Based on the clinical performance as documented in the pivotal clinical study, the ME-APDS performs as intended under anticipated conditions of use and has a safety and effectiveness profile that is similar to the predicate device.
Conclusions:
The ME-APDS is as safe and effective as Cosmo Artificial Intelligence - Al. LTD's GI Genius. The ME-APDS has the same intended uses and similar indications, technological characteristics, and principles of operation as its predicate device. The minor differences in indications do not alter the intended use. In addition, the minor technological differences between the ME-APDS and its predicate devices raise no new issues of safety or effectiveness. Performance data demonstrate that the ME-APDS is as safe and effective as the GI Genius. Thus, the ME-APDS is substantially equivalent.
§ 876.1520 Gastrointestinal lesion software detection system.
(a)
Identification. A gastrointestinal lesion software detection system is a computer-assisted detection device used in conjunction with endoscopy for the detection of abnormal lesions in the gastrointestinal tract. This device with advanced software algorithms brings attention to images to aid in the detection of lesions. The device may contain hardware to support interfacing with an endoscope.(b)
Classification. Class II (special controls). The special controls for this device are:(1) Clinical performance testing must demonstrate that the device performs as intended under anticipated conditions of use, including detection of gastrointestinal lesions and evaluation of all adverse events.
(2) Non-clinical performance testing must demonstrate that the device performs as intended under anticipated conditions of use. Testing must include:
(i) Standalone algorithm performance testing;
(ii) Pixel-level comparison of degradation of image quality due to the device;
(iii) Assessment of video delay due to marker annotation; and
(iv) Assessment of real-time endoscopic video delay due to the device.
(3) Usability assessment must demonstrate that the intended user(s) can safely and correctly use the device.

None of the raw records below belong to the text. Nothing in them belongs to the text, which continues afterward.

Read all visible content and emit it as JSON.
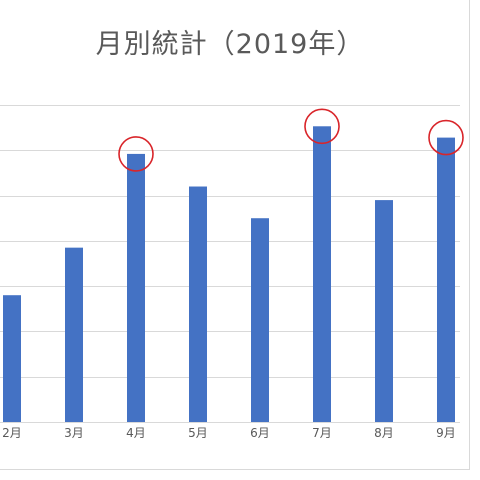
{
  "chart_data": {
    "type": "bar",
    "title": "月別統計（2019年）",
    "xlabel": "",
    "ylabel": "",
    "categories": [
      "2月",
      "3月",
      "4月",
      "5月",
      "6月",
      "7月",
      "8月",
      "9月"
    ],
    "values": [
      28,
      38.5,
      59.2,
      52,
      45,
      65.3,
      49,
      62.8
    ],
    "ylim": [
      0,
      70
    ],
    "grid": true,
    "gridlines": [
      0,
      10,
      20,
      30,
      40,
      50,
      60,
      70
    ],
    "highlighted": [
      "4月",
      "7月",
      "9月"
    ],
    "colors": {
      "bar": "#4472C4",
      "highlight": "#D9252A",
      "grid": "#D9D9D9",
      "text": "#595959"
    }
  }
}
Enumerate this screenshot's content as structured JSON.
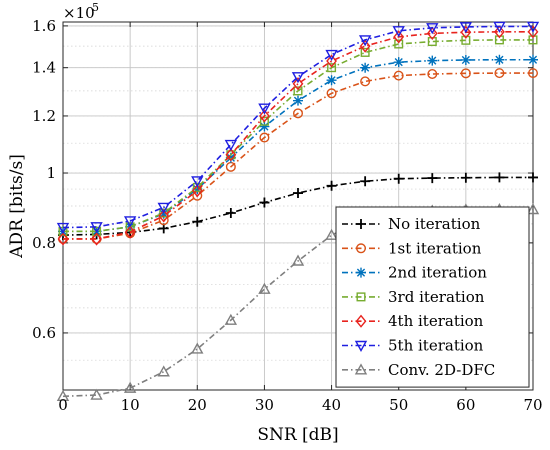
{
  "chart_data": {
    "type": "line",
    "xlabel": "SNR [dB]",
    "ylabel": "ADR [bits/s]",
    "y_multiplier_label": "×10",
    "y_multiplier_exponent": "5",
    "x_scale": "linear",
    "y_scale": "log",
    "xlim": [
      0,
      70
    ],
    "ylim": [
      0.5,
      1.62
    ],
    "x_ticks": [
      0,
      10,
      20,
      30,
      40,
      50,
      60,
      70
    ],
    "x_tick_labels": [
      "0",
      "10",
      "20",
      "30",
      "40",
      "50",
      "60",
      "70"
    ],
    "y_ticks": [
      0.6,
      0.8,
      1.0,
      1.2,
      1.4,
      1.6
    ],
    "y_tick_labels": [
      "0.6",
      "0.8",
      "1",
      "1.2",
      "1.4",
      "1.6"
    ],
    "grid": true,
    "legend_position": "bottom-right",
    "x": [
      0,
      5,
      10,
      15,
      20,
      25,
      30,
      35,
      40,
      45,
      50,
      55,
      60,
      65,
      70
    ],
    "series": [
      {
        "name": "No iteration",
        "color": "#000000",
        "marker": "plus",
        "values": [
          0.82,
          0.822,
          0.827,
          0.838,
          0.856,
          0.88,
          0.91,
          0.938,
          0.96,
          0.974,
          0.982,
          0.984,
          0.985,
          0.986,
          0.986
        ]
      },
      {
        "name": "1st iteration",
        "color": "#D95319",
        "marker": "circle",
        "values": [
          0.81,
          0.81,
          0.825,
          0.86,
          0.93,
          1.02,
          1.12,
          1.21,
          1.29,
          1.34,
          1.365,
          1.372,
          1.375,
          1.376,
          1.376
        ]
      },
      {
        "name": "2nd iteration",
        "color": "#0072BD",
        "marker": "asterisk",
        "values": [
          0.83,
          0.83,
          0.842,
          0.878,
          0.95,
          1.05,
          1.16,
          1.26,
          1.345,
          1.4,
          1.425,
          1.432,
          1.435,
          1.436,
          1.436
        ]
      },
      {
        "name": "3rd iteration",
        "color": "#77AC30",
        "marker": "square",
        "values": [
          0.83,
          0.83,
          0.842,
          0.88,
          0.955,
          1.06,
          1.18,
          1.3,
          1.4,
          1.47,
          1.51,
          1.522,
          1.528,
          1.53,
          1.53
        ]
      },
      {
        "name": "4th iteration",
        "color": "#E8231E",
        "marker": "diamond",
        "values": [
          0.81,
          0.81,
          0.828,
          0.872,
          0.945,
          1.06,
          1.2,
          1.33,
          1.43,
          1.5,
          1.545,
          1.562,
          1.568,
          1.57,
          1.57
        ]
      },
      {
        "name": "5th iteration",
        "color": "#1F1FE0",
        "marker": "triangle-down",
        "values": [
          0.84,
          0.842,
          0.858,
          0.896,
          0.975,
          1.095,
          1.23,
          1.36,
          1.46,
          1.53,
          1.575,
          1.59,
          1.595,
          1.597,
          1.597
        ]
      },
      {
        "name": "Conv. 2D-DFC",
        "color": "#7F7F7F",
        "marker": "triangle-up",
        "values": [
          0.49,
          0.492,
          0.503,
          0.53,
          0.57,
          0.625,
          0.69,
          0.755,
          0.82,
          0.863,
          0.88,
          0.886,
          0.889,
          0.89,
          0.89
        ]
      }
    ]
  }
}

(4) Performance data must demonstrate electromagnetic compatibility and electrical safety, mechanical safety, and thermal safety testing for any hardware components of the device.

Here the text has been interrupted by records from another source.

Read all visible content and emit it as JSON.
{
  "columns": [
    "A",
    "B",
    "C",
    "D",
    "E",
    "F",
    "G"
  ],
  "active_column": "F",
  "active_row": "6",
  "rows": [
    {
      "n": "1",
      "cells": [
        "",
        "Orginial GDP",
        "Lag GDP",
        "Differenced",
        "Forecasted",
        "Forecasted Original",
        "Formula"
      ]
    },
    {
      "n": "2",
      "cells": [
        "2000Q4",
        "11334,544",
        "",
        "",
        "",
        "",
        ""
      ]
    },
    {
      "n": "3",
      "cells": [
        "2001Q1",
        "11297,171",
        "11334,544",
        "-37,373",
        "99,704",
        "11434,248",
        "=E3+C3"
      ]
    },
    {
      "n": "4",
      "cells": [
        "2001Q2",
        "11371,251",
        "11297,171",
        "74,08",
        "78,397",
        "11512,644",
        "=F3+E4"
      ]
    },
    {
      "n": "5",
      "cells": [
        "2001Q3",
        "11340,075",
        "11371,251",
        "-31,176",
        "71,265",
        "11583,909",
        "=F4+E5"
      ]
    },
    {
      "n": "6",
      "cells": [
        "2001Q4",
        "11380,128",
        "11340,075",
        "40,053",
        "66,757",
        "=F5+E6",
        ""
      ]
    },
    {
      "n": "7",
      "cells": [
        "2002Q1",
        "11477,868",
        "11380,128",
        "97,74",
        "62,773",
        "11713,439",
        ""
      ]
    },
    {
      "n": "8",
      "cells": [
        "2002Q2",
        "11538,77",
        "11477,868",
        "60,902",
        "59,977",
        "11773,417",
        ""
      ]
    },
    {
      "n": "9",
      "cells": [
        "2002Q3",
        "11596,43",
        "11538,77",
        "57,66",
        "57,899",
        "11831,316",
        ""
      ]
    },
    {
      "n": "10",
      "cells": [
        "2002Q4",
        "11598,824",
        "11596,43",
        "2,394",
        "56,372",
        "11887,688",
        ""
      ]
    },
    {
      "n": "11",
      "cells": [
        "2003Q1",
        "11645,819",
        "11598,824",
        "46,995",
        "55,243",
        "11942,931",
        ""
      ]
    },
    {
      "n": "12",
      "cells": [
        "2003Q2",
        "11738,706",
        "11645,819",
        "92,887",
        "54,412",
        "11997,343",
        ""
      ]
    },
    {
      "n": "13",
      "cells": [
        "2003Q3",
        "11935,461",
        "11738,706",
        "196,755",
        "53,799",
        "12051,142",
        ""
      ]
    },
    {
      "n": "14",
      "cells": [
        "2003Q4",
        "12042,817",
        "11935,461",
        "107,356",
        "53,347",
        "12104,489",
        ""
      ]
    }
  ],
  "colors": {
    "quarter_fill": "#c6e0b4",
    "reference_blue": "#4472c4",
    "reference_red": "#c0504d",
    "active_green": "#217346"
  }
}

(5) Software verification, validation, and hazard analysis must be provided. Software description must include a detailed, technical description including the impact of any software and hardware on the device's functions, the associated capabilities and limitations of each part, the associated inputs and outputs, mapping of the software architecture, and a description of the video signal pipeline.

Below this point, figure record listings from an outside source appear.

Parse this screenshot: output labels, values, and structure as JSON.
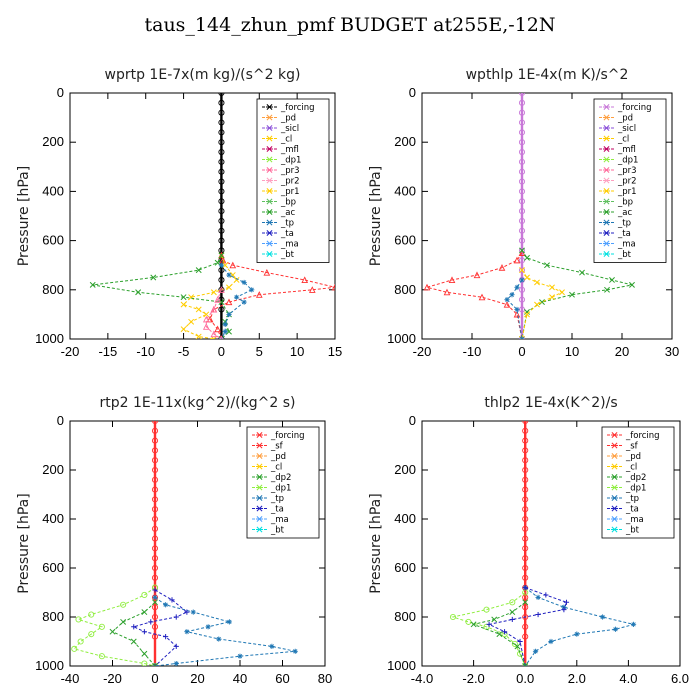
{
  "figure": {
    "title": "taus_144_zhun_pmf  BUDGET at255E,-12N"
  },
  "chart_data": [
    {
      "type": "line",
      "title": "wprtp   1E-7x(m kg)/(s^2 kg)",
      "ylabel": "Pressure [hPa]",
      "xlim": [
        -20,
        15
      ],
      "ylim": [
        1000,
        0
      ],
      "xticks": [
        "-20",
        "-15",
        "-10",
        "-5",
        "0",
        "5",
        "10",
        "15"
      ],
      "yticks": [
        "0",
        "200",
        "400",
        "600",
        "800",
        "1000"
      ],
      "legend": [
        "_forcing",
        "_pd",
        "_sicl",
        "_cl",
        "_mfl",
        "_dp1",
        "_pr3",
        "_pr2",
        "_pr1",
        "_bp",
        "_ac",
        "_tp",
        "_ta",
        "_ma",
        "_bt"
      ],
      "legend_position": "top-right",
      "series": [
        {
          "name": "_forcing",
          "color": "#000000",
          "marker": "circle",
          "x": [
            0,
            0,
            0,
            0,
            0,
            0,
            0,
            0,
            0,
            0,
            0,
            0,
            0,
            0,
            0,
            0,
            0,
            0,
            0,
            0,
            0,
            0,
            0,
            0
          ],
          "y": [
            0,
            40,
            80,
            120,
            160,
            200,
            240,
            280,
            320,
            360,
            400,
            440,
            480,
            520,
            560,
            600,
            640,
            680,
            720,
            760,
            800,
            840,
            880,
            1000
          ]
        },
        {
          "name": "_dp1",
          "color": "#ff3030",
          "marker": "triangle",
          "x": [
            0,
            0.2,
            1.5,
            6,
            11,
            15,
            12,
            5,
            1,
            -1,
            -1.5,
            -0.5,
            0
          ],
          "y": [
            660,
            680,
            700,
            730,
            760,
            790,
            800,
            820,
            850,
            880,
            920,
            960,
            1000
          ]
        },
        {
          "name": "_pr1",
          "color": "#ffcc00",
          "marker": "x",
          "x": [
            0,
            0.5,
            1.5,
            2,
            1,
            -1,
            -4,
            -5,
            -3,
            -2,
            -4,
            -5,
            -3,
            -1
          ],
          "y": [
            660,
            700,
            740,
            760,
            790,
            810,
            830,
            860,
            880,
            900,
            930,
            960,
            990,
            1000
          ]
        },
        {
          "name": "_ac",
          "color": "#2ca02c",
          "marker": "x",
          "x": [
            0,
            -0.5,
            -3,
            -9,
            -17,
            -11,
            -5,
            0,
            1,
            0.5,
            1,
            0
          ],
          "y": [
            660,
            690,
            720,
            750,
            780,
            810,
            830,
            850,
            900,
            930,
            970,
            1000
          ]
        },
        {
          "name": "_tp",
          "color": "#1f77b4",
          "marker": "star",
          "x": [
            0,
            1,
            3,
            4,
            2,
            3,
            1,
            0.5,
            0.5,
            0
          ],
          "y": [
            700,
            740,
            770,
            800,
            830,
            850,
            900,
            940,
            970,
            1000
          ]
        },
        {
          "name": "_pr3",
          "color": "#ff6b9b",
          "marker": "triangle",
          "x": [
            0,
            -0.5,
            -1,
            -2,
            -2,
            -1,
            0
          ],
          "y": [
            800,
            840,
            880,
            920,
            950,
            980,
            1000
          ]
        }
      ]
    },
    {
      "type": "line",
      "title": "wpthlp   1E-4x(m K)/s^2",
      "ylabel": "Pressure [hPa]",
      "xlim": [
        -20,
        30
      ],
      "ylim": [
        1000,
        0
      ],
      "xticks": [
        "-20",
        "-10",
        "0",
        "10",
        "20",
        "30"
      ],
      "yticks": [
        "0",
        "200",
        "400",
        "600",
        "800",
        "1000"
      ],
      "legend": [
        "_forcing",
        "_pd",
        "_sicl",
        "_cl",
        "_mfl",
        "_dp1",
        "_pr3",
        "_pr2",
        "_pr1",
        "_bp",
        "_ac",
        "_tp",
        "_ta",
        "_ma",
        "_bt"
      ],
      "legend_position": "top-right",
      "series": [
        {
          "name": "_forcing",
          "color": "#c878d8",
          "marker": "circle",
          "x": [
            0,
            0,
            0,
            0,
            0,
            0,
            0,
            0,
            0,
            0,
            0,
            0,
            0,
            0,
            0,
            0,
            0,
            0,
            0,
            0,
            0,
            0,
            0,
            0
          ],
          "y": [
            0,
            40,
            80,
            120,
            160,
            200,
            240,
            280,
            320,
            360,
            400,
            440,
            480,
            520,
            560,
            600,
            640,
            680,
            720,
            760,
            800,
            840,
            880,
            1000
          ]
        },
        {
          "name": "_dp1",
          "color": "#ff3030",
          "marker": "triangle",
          "x": [
            0,
            -1,
            -4,
            -9,
            -14,
            -19,
            -15,
            -8,
            -3,
            -1,
            0
          ],
          "y": [
            650,
            680,
            710,
            740,
            760,
            790,
            810,
            830,
            860,
            900,
            1000
          ]
        },
        {
          "name": "_ac",
          "color": "#2ca02c",
          "marker": "x",
          "x": [
            0,
            1,
            5,
            12,
            18,
            22,
            17,
            10,
            4,
            1,
            0
          ],
          "y": [
            640,
            670,
            700,
            730,
            760,
            780,
            800,
            820,
            850,
            890,
            1000
          ]
        },
        {
          "name": "_pr1",
          "color": "#ffcc00",
          "marker": "x",
          "x": [
            0,
            1,
            3,
            6,
            8,
            6,
            3,
            1,
            0
          ],
          "y": [
            720,
            750,
            770,
            790,
            810,
            830,
            860,
            900,
            1000
          ]
        },
        {
          "name": "_tp",
          "color": "#1f77b4",
          "marker": "star",
          "x": [
            0,
            -1,
            -2,
            -3,
            -1,
            0
          ],
          "y": [
            760,
            790,
            820,
            840,
            880,
            1000
          ]
        }
      ]
    },
    {
      "type": "line",
      "title": "rtp2   1E-11x(kg^2)/(kg^2 s)",
      "ylabel": "Pressure [hPa]",
      "xlim": [
        -40,
        80
      ],
      "ylim": [
        1000,
        0
      ],
      "xticks": [
        "-40",
        "-20",
        "0",
        "20",
        "40",
        "60",
        "80"
      ],
      "yticks": [
        "0",
        "200",
        "400",
        "600",
        "800",
        "1000"
      ],
      "legend": [
        "_forcing",
        "_sf",
        "_pd",
        "_cl",
        "_dp2",
        "_dp1",
        "_tp",
        "_ta",
        "_ma",
        "_bt"
      ],
      "legend_position": "top-right",
      "series": [
        {
          "name": "_forcing",
          "color": "#ff3030",
          "marker": "circle",
          "x": [
            0,
            0,
            0,
            0,
            0,
            0,
            0,
            0,
            0,
            0,
            0,
            0,
            0,
            0,
            0,
            0,
            0,
            0,
            0,
            0,
            0,
            0,
            0,
            0
          ],
          "y": [
            0,
            40,
            80,
            120,
            160,
            200,
            240,
            280,
            320,
            360,
            400,
            440,
            480,
            520,
            560,
            600,
            640,
            680,
            720,
            760,
            800,
            840,
            880,
            1000
          ]
        },
        {
          "name": "_dp1",
          "color": "#90ee40",
          "marker": "circle",
          "x": [
            0,
            -5,
            -15,
            -30,
            -36,
            -25,
            -30,
            -35,
            -38,
            -25,
            -5,
            0
          ],
          "y": [
            680,
            710,
            750,
            790,
            810,
            840,
            870,
            900,
            930,
            960,
            990,
            1000
          ]
        },
        {
          "name": "_tp",
          "color": "#1f77b4",
          "marker": "star",
          "x": [
            0,
            5,
            18,
            35,
            25,
            15,
            30,
            55,
            66,
            40,
            10,
            0
          ],
          "y": [
            720,
            750,
            780,
            820,
            840,
            860,
            890,
            920,
            940,
            960,
            990,
            1000
          ]
        },
        {
          "name": "_ta",
          "color": "#2020c0",
          "marker": "plus",
          "x": [
            0,
            8,
            15,
            10,
            -2,
            -10,
            -5,
            5,
            10,
            0
          ],
          "y": [
            690,
            730,
            780,
            800,
            820,
            840,
            860,
            880,
            920,
            1000
          ]
        },
        {
          "name": "_dp2",
          "color": "#2ca02c",
          "marker": "x",
          "x": [
            0,
            -5,
            -15,
            -20,
            -10,
            -5,
            0
          ],
          "y": [
            740,
            780,
            820,
            860,
            900,
            950,
            1000
          ]
        }
      ]
    },
    {
      "type": "line",
      "title": "thlp2   1E-4x(K^2)/s",
      "ylabel": "Pressure [hPa]",
      "xlim": [
        -4,
        6
      ],
      "ylim": [
        1000,
        0
      ],
      "xticks": [
        "-4.0",
        "-2.0",
        "0.0",
        "2.0",
        "4.0",
        "6.0"
      ],
      "yticks": [
        "0",
        "200",
        "400",
        "600",
        "800",
        "1000"
      ],
      "legend": [
        "_forcing",
        "_sf",
        "_pd",
        "_cl",
        "_dp2",
        "_dp1",
        "_tp",
        "_ta",
        "_ma",
        "_bt"
      ],
      "legend_position": "top-right",
      "series": [
        {
          "name": "_forcing",
          "color": "#ff3030",
          "marker": "circle",
          "x": [
            0,
            0,
            0,
            0,
            0,
            0,
            0,
            0,
            0,
            0,
            0,
            0,
            0,
            0,
            0,
            0,
            0,
            0,
            0,
            0,
            0,
            0,
            0,
            0
          ],
          "y": [
            0,
            40,
            80,
            120,
            160,
            200,
            240,
            280,
            320,
            360,
            400,
            440,
            480,
            520,
            560,
            600,
            640,
            680,
            720,
            760,
            800,
            840,
            880,
            1000
          ]
        },
        {
          "name": "_dp1",
          "color": "#90ee40",
          "marker": "circle",
          "x": [
            0,
            -0.5,
            -1.5,
            -2.8,
            -2.2,
            -1.5,
            -0.8,
            -0.4,
            -0.2,
            0
          ],
          "y": [
            700,
            740,
            770,
            800,
            820,
            840,
            870,
            910,
            950,
            1000
          ]
        },
        {
          "name": "_tp",
          "color": "#1f77b4",
          "marker": "star",
          "x": [
            0,
            0.5,
            1.5,
            3.0,
            4.2,
            3.5,
            2.0,
            1.0,
            0.4,
            0
          ],
          "y": [
            680,
            720,
            760,
            800,
            830,
            850,
            870,
            900,
            940,
            1000
          ]
        },
        {
          "name": "_ta",
          "color": "#2020c0",
          "marker": "plus",
          "x": [
            0,
            0.8,
            1.6,
            1.5,
            0.5,
            -0.5,
            -1.4,
            -0.8,
            -0.2,
            0
          ],
          "y": [
            680,
            710,
            740,
            770,
            790,
            810,
            830,
            860,
            900,
            1000
          ]
        },
        {
          "name": "_dp2",
          "color": "#2ca02c",
          "marker": "x",
          "x": [
            0,
            -0.5,
            -1.2,
            -2.0,
            -1.0,
            -0.3,
            0
          ],
          "y": [
            740,
            780,
            810,
            830,
            870,
            920,
            1000
          ]
        }
      ]
    }
  ]
}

(6) Labeling must include:
(i) Instructions for use, including a detailed description of the device and compatibility information;
(ii) Warnings to avoid overreliance on the device, that the device is not intended to be used for diagnosis or characterization of lesions, and that the device does not replace clinical decision making;
(iii) A summary of the clinical performance testing conducted with the device, including detailed definitions of the study endpoints and statistical confidence intervals; and
(iv) A summary of the standalone performance testing and associated statistical analysis.